Warning: This story contains words and phrases that may offend some readers.
A West Island woman is putting pressure on the Quebec government to change all place names in the province that have a racially offensive word.
Pierrefonds resident Rekeisha George she says can’t understand why it’s taking so long to have the N-word removed from Quebec landmarks, after the Quebec Toponymy Commission promised to strip French word nègre or its English equivalent all Quebec place names.
According to George, some of those names can still be found online.
“I looked to see if I could book a hotel for like next week for two people four days whatever,” she told Global News, “and you can for Nigger Rapids (near Gatineau).”
Other place names she said she found on maps include Lac à Ti-Nègre near Shawinigan, Lac du Nègre in Western Quebec and Le Buttereau-du-Nègre on Îles-de-la-Madeleine.
As a result, she launched a petition hoping to push the commission to officially change the names of these places.
“Because it’s offensive and it’s not a place that I personally would visit, no matter how pretty it is,” she pointed out.
George says she’s buoyed by other efforts to remove symbols of Black slavery and subjugation of Indigenous peoples, like the push to remove the statue of James McGill from the Montreal university which bears his name, because he owned slaves.
There are those, however, who caution against getting rid of the N-word in place names, saying doing so helps to erase the story of slavery in Canada.
“I believe that you cannot change history,” stressed Gabriel Bazin, vice-president of the Black Coalition of Quebec, “and I believe this name belongs to the Canadian heritage.”
His and other Black rights groups say places like ‘Nigger Rock’ near St. Armand, where Black slaves are thought to be buried, should keep the name. The groups want the location formally recognized as a historical site by the Canadian government.
George thinks there are other ways to preserve history.
“You can have history but you don’t necessarily need to use a derogatory word to promote that,” she insisted.
She concedes, though, that if the word was to remain in some cases, a plaque or other way of explaining the context of the word would be needed.

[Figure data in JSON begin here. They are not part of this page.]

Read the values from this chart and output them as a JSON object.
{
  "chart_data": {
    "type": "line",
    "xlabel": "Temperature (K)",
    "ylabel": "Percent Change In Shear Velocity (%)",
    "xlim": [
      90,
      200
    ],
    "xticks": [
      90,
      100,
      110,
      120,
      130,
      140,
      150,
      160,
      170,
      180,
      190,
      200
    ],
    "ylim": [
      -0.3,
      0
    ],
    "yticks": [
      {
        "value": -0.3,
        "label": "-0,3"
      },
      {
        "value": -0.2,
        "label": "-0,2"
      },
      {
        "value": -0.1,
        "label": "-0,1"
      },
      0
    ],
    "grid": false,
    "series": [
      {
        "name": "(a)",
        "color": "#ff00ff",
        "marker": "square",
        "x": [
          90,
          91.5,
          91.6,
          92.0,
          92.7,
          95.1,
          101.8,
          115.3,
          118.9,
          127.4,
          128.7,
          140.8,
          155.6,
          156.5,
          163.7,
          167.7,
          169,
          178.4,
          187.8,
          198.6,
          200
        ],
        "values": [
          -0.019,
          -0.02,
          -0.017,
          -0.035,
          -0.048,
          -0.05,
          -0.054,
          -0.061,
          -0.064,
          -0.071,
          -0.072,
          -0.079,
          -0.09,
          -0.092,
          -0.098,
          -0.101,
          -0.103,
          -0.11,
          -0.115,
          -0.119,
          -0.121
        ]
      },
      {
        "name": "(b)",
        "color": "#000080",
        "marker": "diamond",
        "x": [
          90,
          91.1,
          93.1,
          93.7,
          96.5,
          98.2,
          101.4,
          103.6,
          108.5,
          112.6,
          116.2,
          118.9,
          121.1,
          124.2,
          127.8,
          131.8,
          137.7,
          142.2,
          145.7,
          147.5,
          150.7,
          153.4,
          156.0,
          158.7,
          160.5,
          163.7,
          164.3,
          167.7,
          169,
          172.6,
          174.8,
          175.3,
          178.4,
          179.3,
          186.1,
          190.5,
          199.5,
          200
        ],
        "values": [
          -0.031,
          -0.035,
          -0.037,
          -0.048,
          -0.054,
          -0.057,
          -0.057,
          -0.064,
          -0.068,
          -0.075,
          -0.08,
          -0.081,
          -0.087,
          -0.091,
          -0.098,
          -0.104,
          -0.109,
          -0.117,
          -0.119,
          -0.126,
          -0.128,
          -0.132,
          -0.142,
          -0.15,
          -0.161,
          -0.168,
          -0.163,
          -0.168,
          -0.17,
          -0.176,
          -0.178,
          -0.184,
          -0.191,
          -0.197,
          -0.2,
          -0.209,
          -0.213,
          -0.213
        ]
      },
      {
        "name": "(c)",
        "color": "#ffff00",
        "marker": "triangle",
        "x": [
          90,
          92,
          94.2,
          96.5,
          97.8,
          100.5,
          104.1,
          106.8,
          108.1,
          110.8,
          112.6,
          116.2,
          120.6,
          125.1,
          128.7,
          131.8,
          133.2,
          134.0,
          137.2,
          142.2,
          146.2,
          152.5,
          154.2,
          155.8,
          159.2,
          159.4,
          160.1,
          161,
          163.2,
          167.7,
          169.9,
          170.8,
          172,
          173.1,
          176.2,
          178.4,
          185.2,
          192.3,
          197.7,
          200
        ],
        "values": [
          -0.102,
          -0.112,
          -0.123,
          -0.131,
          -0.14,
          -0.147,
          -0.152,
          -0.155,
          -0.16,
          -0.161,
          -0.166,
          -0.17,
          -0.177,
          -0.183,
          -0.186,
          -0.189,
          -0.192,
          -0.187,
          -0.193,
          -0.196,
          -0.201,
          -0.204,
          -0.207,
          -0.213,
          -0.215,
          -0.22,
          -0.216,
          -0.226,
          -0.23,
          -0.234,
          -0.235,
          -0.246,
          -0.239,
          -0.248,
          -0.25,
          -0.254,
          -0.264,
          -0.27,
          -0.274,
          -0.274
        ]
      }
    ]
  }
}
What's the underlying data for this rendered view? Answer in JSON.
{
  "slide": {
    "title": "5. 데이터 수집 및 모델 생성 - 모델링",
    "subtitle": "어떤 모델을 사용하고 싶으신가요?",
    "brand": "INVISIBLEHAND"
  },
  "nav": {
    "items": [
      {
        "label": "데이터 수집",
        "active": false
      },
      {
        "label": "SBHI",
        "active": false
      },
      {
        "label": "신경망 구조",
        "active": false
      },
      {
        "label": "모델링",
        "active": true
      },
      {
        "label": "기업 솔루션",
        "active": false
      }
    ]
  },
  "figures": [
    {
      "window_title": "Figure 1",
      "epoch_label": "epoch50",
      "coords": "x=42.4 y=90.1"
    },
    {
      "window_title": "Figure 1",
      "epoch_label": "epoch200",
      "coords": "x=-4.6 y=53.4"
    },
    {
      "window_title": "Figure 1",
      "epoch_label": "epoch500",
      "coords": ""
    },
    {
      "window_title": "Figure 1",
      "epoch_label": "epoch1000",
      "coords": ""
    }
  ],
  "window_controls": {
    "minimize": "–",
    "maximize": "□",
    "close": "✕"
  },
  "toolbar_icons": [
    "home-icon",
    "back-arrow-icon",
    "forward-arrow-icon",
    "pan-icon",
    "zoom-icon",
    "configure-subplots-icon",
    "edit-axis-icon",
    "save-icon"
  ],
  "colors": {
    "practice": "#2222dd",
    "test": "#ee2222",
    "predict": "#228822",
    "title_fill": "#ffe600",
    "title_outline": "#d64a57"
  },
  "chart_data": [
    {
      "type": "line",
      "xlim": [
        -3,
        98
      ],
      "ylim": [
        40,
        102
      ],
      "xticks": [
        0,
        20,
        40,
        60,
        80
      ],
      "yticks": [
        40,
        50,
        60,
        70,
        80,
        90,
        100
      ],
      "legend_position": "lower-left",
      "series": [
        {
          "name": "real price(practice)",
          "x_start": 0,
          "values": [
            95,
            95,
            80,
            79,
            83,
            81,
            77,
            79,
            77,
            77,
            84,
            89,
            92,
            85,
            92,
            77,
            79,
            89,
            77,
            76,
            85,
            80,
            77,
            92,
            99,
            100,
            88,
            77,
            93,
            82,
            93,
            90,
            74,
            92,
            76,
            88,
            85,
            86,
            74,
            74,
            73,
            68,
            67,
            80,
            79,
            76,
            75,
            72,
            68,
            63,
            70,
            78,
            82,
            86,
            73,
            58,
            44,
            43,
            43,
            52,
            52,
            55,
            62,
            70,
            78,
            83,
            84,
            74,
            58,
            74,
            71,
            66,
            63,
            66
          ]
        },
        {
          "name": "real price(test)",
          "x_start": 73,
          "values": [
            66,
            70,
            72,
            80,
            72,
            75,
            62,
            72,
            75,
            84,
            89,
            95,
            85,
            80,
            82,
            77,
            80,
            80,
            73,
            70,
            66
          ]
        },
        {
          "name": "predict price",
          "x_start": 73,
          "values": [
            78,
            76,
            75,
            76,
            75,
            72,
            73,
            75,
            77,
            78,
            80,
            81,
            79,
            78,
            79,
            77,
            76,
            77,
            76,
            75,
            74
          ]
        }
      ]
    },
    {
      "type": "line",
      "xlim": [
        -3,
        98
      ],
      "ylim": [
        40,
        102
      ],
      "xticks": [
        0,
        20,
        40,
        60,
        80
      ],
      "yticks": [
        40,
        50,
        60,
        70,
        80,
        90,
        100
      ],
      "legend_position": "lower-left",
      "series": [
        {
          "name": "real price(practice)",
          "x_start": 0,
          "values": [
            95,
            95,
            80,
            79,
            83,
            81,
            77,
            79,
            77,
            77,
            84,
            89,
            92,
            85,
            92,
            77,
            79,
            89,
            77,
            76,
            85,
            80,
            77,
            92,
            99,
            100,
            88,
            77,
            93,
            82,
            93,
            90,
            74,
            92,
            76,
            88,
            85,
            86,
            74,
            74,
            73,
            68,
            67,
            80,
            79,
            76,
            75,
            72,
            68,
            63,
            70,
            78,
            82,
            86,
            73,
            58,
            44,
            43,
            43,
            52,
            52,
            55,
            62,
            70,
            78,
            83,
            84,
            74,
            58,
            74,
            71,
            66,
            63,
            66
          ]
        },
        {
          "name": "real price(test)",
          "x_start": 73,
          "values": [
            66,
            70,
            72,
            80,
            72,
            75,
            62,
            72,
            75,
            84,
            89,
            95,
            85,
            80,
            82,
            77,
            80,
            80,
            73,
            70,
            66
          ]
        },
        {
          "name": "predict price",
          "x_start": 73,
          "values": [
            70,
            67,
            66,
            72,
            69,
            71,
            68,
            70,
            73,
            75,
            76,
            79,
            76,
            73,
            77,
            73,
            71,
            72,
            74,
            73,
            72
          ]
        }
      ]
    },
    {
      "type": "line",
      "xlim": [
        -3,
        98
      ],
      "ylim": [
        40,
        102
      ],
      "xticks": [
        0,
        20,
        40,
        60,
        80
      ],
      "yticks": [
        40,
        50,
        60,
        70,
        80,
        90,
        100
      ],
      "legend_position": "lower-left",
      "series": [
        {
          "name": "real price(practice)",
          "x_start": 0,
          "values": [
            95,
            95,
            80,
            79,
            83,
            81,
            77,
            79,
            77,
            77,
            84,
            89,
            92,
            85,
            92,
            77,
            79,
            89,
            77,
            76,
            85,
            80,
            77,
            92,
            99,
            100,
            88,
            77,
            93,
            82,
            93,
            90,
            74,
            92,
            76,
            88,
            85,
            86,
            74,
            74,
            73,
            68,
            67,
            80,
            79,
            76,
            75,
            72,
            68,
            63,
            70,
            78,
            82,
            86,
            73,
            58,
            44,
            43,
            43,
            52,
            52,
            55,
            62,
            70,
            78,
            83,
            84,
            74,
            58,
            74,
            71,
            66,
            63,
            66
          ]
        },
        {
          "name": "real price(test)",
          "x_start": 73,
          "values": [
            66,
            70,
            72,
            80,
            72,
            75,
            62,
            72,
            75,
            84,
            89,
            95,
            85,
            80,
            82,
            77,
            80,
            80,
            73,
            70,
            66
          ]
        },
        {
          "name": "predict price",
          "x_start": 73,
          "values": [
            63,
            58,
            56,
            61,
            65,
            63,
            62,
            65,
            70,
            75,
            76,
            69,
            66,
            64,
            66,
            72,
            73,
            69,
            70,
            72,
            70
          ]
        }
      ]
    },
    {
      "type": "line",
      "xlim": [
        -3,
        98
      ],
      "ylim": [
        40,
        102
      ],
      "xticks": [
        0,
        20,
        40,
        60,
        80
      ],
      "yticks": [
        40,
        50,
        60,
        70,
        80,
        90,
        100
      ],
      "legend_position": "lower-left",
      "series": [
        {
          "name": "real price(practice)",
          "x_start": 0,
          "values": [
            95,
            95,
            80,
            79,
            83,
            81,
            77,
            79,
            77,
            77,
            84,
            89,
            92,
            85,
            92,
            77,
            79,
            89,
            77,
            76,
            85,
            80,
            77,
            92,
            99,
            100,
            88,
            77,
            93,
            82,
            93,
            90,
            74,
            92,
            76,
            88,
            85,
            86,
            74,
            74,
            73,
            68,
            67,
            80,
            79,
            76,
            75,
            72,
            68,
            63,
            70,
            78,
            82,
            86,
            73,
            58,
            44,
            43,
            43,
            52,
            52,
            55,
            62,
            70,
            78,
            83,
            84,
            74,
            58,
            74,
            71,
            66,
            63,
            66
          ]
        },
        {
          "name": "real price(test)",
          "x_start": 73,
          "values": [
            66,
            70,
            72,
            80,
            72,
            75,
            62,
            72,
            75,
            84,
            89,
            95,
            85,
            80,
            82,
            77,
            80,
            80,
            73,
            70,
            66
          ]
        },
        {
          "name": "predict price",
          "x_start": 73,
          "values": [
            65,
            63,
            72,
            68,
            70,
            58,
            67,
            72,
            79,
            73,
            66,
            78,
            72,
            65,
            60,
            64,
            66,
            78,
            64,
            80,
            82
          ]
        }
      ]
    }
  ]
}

In a statement to Global News, Quebec Toponymy Commission spokesperson Chantal Bouchard said there are no official place names that contain either word, and that once the names were removed, the commission began the process of finding new names, but they haven’t set a deadline.
“Until now, only Lake Shawinigan (Lac à Ti-Nègre) has been officially replaced by the name Lac Honoré-Gélinas,” Bouchard wrote.
“The Commission examines any replacement proposal submitted to it.”
She continued, “… the names concerned no longer appear on official maps of the Government of Quebec or in signage. Despite the Commission’s efforts, these names may still appear in certain places, in particular on certain cards produced by private publishers.
“The Commission, which has no legal authority to compel private card publishers, has repeatedly asked Google to remove the names, but without success. Other bodies, such as RCMs and municipalities, have also asked Google to remove these names. They did not succeed.”
Bouchard said anyone can check the commission’s website to see if a name is still official.